现在，我们可以将我们的模型集成到我们上面定义的模型字典中：

model_dict["GoogleNet"] = GoogleNet

模型的训练由 PyTorch Lightning 处理，我们只需要定义启动命令。请注意，我们训练了近 200 个 epoch，这在 Snellius 的默认 GPU（NVIDIA A100）上不到一个小时。如果您感兴趣，我们建议您使用保存的模型并训练自己的模型。
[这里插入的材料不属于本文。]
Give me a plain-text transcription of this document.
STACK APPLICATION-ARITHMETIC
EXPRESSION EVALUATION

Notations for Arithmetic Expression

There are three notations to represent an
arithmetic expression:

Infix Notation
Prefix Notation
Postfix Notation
googlenet_model, googlenet_results = train_model(model_name="GoogleNet", 
                                                 model_hparams={"num_classes": 10, 
                                                                "act_fn_name": "relu"}, 
                                                 optimizer_name="Adam",
                                                 optimizer_hparams={"lr": 1e-3,
                                                                    "weight_decay": 1e-4})
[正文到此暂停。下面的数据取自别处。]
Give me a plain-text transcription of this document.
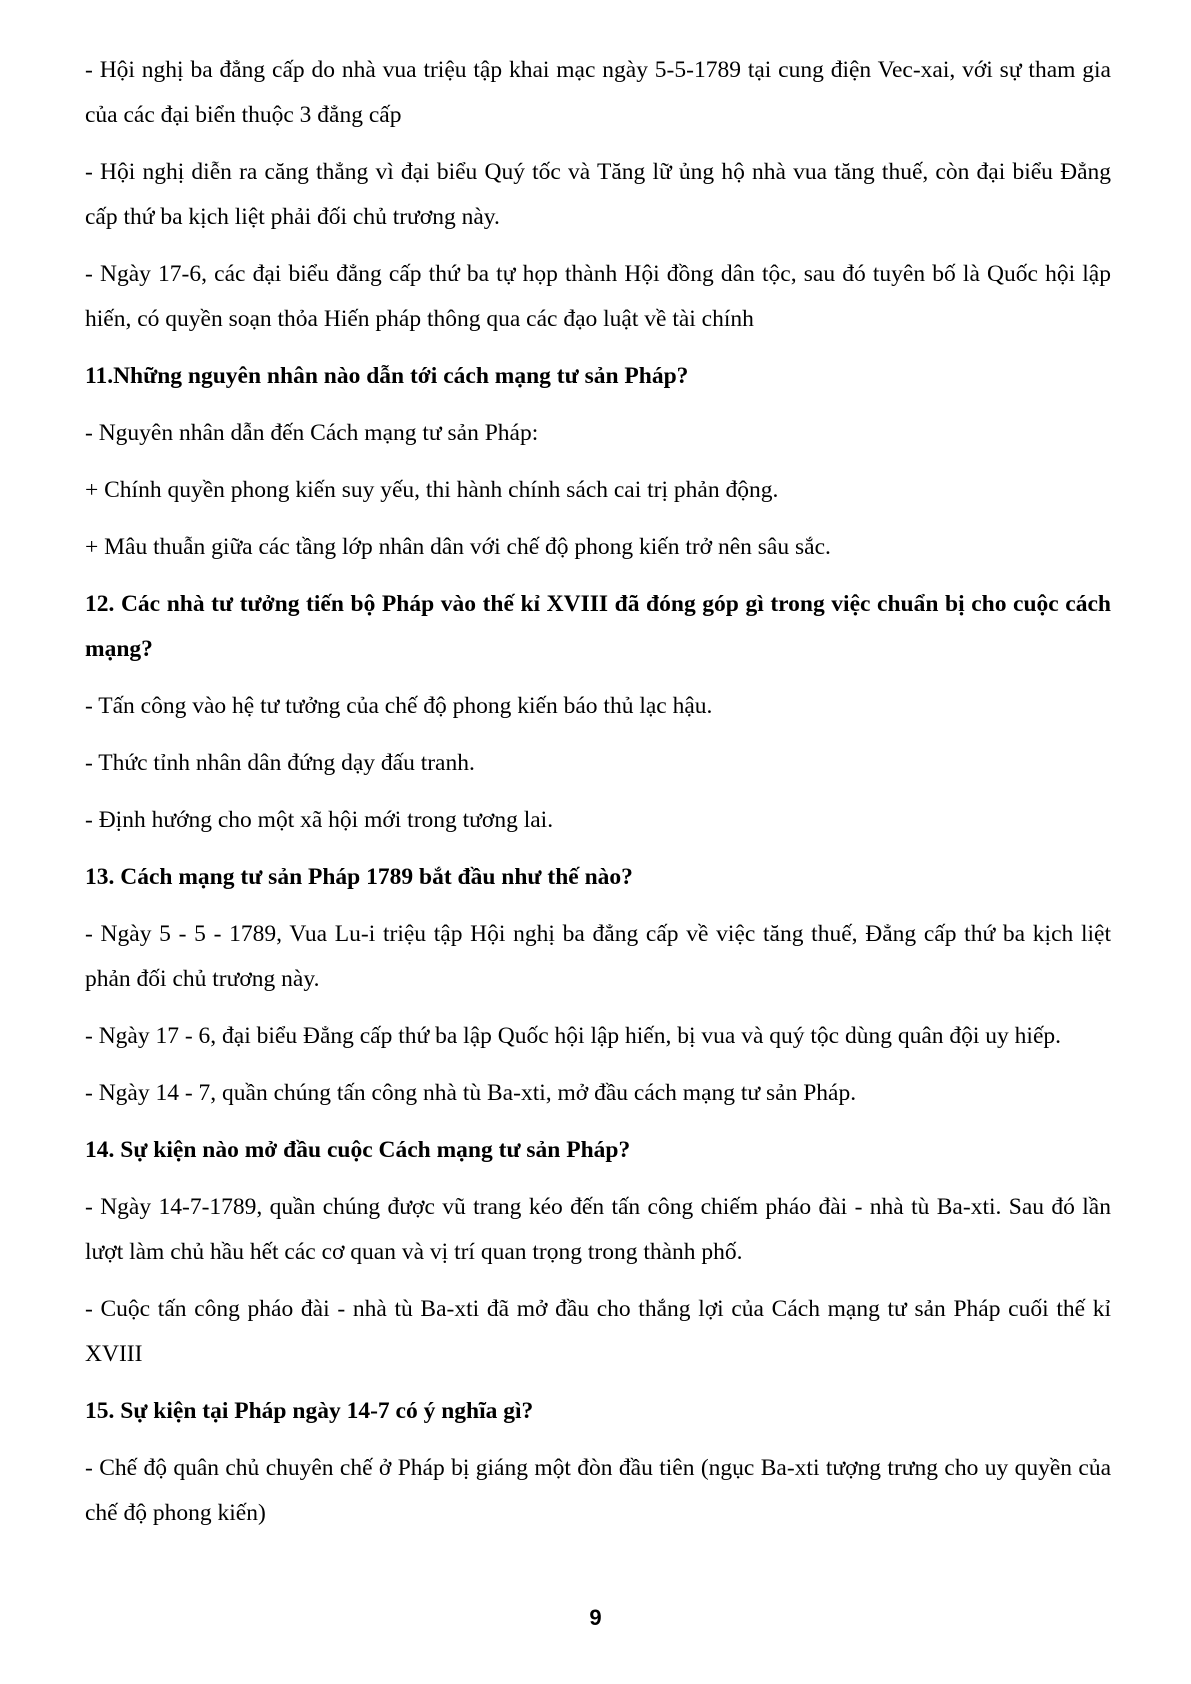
- Hội nghị ba đẳng cấp do nhà vua triệu tập khai mạc ngày 5-5-1789 tại cung điện Vec-xai, với sự tham gia của các đại biển thuộc 3 đẳng cấp

- Hội nghị diễn ra căng thẳng vì đại biểu Quý tốc và Tăng lữ ủng hộ nhà vua tăng thuế, còn đại biểu Đẳng cấp thứ ba kịch liệt phải đối chủ trương này.

- Ngày 17-6, các đại biểu đẳng cấp thứ ba tự họp thành Hội đồng dân tộc, sau đó tuyên bố là Quốc hội lập hiến, có quyền soạn thỏa Hiến pháp thông qua các đạo luật về tài chính

11.Những nguyên nhân nào dẫn tới cách mạng tư sản Pháp?

- Nguyên nhân dẫn đến Cách mạng tư sản Pháp:

+ Chính quyền phong kiến suy yếu, thi hành chính sách cai trị phản động.

+ Mâu thuẫn giữa các tầng lớp nhân dân với chế độ phong kiến trở nên sâu sắc.

12. Các nhà tư tưởng tiến bộ Pháp vào thế kỉ XVIII đã đóng góp gì trong việc chuẩn bị cho cuộc cách mạng?

- Tấn công vào hệ tư tưởng của chế độ phong kiến báo thủ lạc hậu.

- Thức tỉnh nhân dân đứng dạy đấu tranh.

- Định hướng cho một xã hội mới trong tương lai.

13. Cách mạng tư sản Pháp 1789 bắt đầu như thế nào?

- Ngày 5 - 5 - 1789, Vua Lu-i triệu tập Hội nghị ba đẳng cấp về việc tăng thuế, Đẳng cấp thứ ba kịch liệt phản đối chủ trương này.

- Ngày 17 - 6, đại biểu Đẳng cấp thứ ba lập Quốc hội lập hiến, bị vua và quý tộc dùng quân đội uy hiếp.

- Ngày 14 - 7, quần chúng tấn công nhà tù Ba-xti, mở đầu cách mạng tư sản Pháp.

14. Sự kiện nào mở đầu cuộc Cách mạng tư sản Pháp?

- Ngày 14-7-1789, quần chúng được vũ trang kéo đến tấn công chiếm pháo đài - nhà tù Ba-xti. Sau đó lần lượt làm chủ hầu hết các cơ quan và vị trí quan trọng trong thành phố.

- Cuộc tấn công pháo đài - nhà tù Ba-xti đã mở đầu cho thắng lợi của Cách mạng tư sản Pháp cuối thế kỉ XVIII

15. Sự kiện tại Pháp ngày 14-7 có ý nghĩa gì?

- Chế độ quân chủ chuyên chế ở Pháp bị giáng một đòn đầu tiên (ngục Ba-xti tượng trưng cho uy quyền của chế độ phong kiến)

9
我们稍后在notebook中比较结果，但我们可以在这里打印它们，以获得初步印象：

print("GoogleNet Results", googlenet_results)

out:
GoogleNet Results {‘test’: 0.8970000147819519, ‘val’: 0.9039999842643738}

2.1.2 Tensorboard日志

PyTorch Lightning的一个不错的额外功能是自动登录到TensorBoard。为了让学员更好地直观地了解TensorBoard可以用于什么，我们可以查看PyTorch Lightning在训练GoogleNet时生成的板。TensorBoard为Jupyter notebook提供了内联功能，我们在这里展示可视化示例：

图2：Inception模型训练的TensorBoard可视化展示

TensorBoard 被组织成多个选项卡。主选项卡是标量选项卡，在这里我们可以记录单个数字的发展情况。例如，我们绘制了训练损失、准确率、学习率等。如果我们查看训练或验证准确率，我们可以真正看到使用学习率调度器的影响。降低学习率使我们的模型在训练性能上有了很好的提升。同样，当我们查看训练损失时，我们看到在这个点上有一个突然的下降。然而，与验证集相比，训练集上的高数值表明我们的模型过拟合了，对于如此大的网络来说这是不可避免的。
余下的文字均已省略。